May you strive to be a verb;
May you remember that you can do other things;
May you assimilate what needs assimilating;
…and may the hijinks ensue.

Thanks for stopping by.   [10]   Au Vendredi!

*   *   *

[1] Which, for some reason, I’ve been reading a lot, lately.  Seems medical & exercise gurus have enshrined age 50 as some kind of natural divider. As in, life before and after.

[2] Besides, of course, that it works….

[3] As opposed to say, recovering from an accident…this surgery is, technically, elective.

[4] Family, as in, our young adult children actually seem to want to take a trip with their parents.  Us footing the bill helps.

[5] And in most countries/cultures for most of history that meaning has been that your work keeps you and your family alive.

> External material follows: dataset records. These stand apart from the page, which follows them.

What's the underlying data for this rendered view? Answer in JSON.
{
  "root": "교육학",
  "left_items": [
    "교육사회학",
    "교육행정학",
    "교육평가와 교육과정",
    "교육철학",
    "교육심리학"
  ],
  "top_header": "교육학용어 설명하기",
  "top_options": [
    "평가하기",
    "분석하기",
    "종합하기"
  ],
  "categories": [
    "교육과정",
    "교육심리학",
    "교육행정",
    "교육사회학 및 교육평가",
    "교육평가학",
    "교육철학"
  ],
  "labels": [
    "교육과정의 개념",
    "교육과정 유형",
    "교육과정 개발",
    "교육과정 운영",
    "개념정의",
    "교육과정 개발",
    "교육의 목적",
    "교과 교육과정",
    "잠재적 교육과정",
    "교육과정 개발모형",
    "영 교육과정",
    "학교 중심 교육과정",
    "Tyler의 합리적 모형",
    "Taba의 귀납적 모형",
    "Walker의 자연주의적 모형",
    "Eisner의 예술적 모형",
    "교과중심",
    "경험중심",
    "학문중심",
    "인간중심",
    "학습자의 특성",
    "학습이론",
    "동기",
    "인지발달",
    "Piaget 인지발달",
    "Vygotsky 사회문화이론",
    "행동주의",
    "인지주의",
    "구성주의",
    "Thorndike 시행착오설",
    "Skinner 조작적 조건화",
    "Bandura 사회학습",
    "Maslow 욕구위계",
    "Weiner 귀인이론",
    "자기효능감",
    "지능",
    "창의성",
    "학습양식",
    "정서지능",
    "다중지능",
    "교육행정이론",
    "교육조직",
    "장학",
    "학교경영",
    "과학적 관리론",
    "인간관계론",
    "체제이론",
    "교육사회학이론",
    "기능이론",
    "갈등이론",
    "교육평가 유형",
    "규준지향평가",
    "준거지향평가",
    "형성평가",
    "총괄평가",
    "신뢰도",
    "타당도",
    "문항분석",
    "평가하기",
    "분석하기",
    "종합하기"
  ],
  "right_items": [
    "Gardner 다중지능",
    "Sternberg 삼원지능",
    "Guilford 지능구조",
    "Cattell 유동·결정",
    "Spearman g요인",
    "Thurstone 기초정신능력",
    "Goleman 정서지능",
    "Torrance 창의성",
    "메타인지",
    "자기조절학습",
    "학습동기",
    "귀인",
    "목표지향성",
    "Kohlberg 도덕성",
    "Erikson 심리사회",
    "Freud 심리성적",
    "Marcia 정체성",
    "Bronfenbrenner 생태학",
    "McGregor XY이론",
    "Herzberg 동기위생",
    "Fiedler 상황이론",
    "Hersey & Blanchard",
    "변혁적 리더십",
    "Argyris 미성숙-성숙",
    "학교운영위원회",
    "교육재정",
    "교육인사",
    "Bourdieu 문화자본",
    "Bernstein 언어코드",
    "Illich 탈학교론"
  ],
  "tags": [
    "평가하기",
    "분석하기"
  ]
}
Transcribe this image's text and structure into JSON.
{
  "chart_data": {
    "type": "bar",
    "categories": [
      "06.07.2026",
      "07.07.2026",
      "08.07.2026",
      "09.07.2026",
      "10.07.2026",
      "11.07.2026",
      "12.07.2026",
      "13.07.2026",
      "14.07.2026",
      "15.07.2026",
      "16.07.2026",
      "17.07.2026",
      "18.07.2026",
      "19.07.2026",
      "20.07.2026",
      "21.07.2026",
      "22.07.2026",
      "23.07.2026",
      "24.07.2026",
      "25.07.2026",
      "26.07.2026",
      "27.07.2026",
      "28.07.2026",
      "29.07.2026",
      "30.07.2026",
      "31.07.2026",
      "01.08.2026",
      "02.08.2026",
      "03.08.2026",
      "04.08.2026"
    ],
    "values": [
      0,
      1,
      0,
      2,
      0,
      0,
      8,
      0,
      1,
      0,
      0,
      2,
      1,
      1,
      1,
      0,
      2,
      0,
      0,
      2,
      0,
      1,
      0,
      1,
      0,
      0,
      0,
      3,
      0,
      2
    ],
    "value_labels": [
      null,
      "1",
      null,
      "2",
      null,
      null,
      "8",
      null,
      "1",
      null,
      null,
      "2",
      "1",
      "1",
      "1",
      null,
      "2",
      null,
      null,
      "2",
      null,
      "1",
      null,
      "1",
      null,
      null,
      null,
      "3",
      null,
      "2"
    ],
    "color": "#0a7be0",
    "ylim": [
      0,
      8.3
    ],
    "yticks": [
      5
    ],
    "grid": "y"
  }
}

[6] If not decades…but who’s counting?

[7] “free-think-er n. A person who forms opinions about religion on the basis of reason, independently of tradition, authority, or established belief. Freethinkers include atheists, agnostics and rationalists.   No one can be a freethinker who demands conformity to a bible, creed, or messiah. To the freethinker, revelation and faith are invalid, and orthodoxy is no guarantee of truth.”  Definition courtesy of the Freedom From Religion Foundation, ffrf.org

[8] From “apología” a Greek word that means “defense.” Christian apologetics means giving a defense of the Christian faith and theologies.  The problem with Christian apologists is that instead of looking at the available evidence and then drawing conclusions from the evidence, they start out with the conclusion, then look for whatever supports their position while ignoring any evidence to the contrary.

[9] An appropriate container.

[10] And thanks for reading this tenth footnote.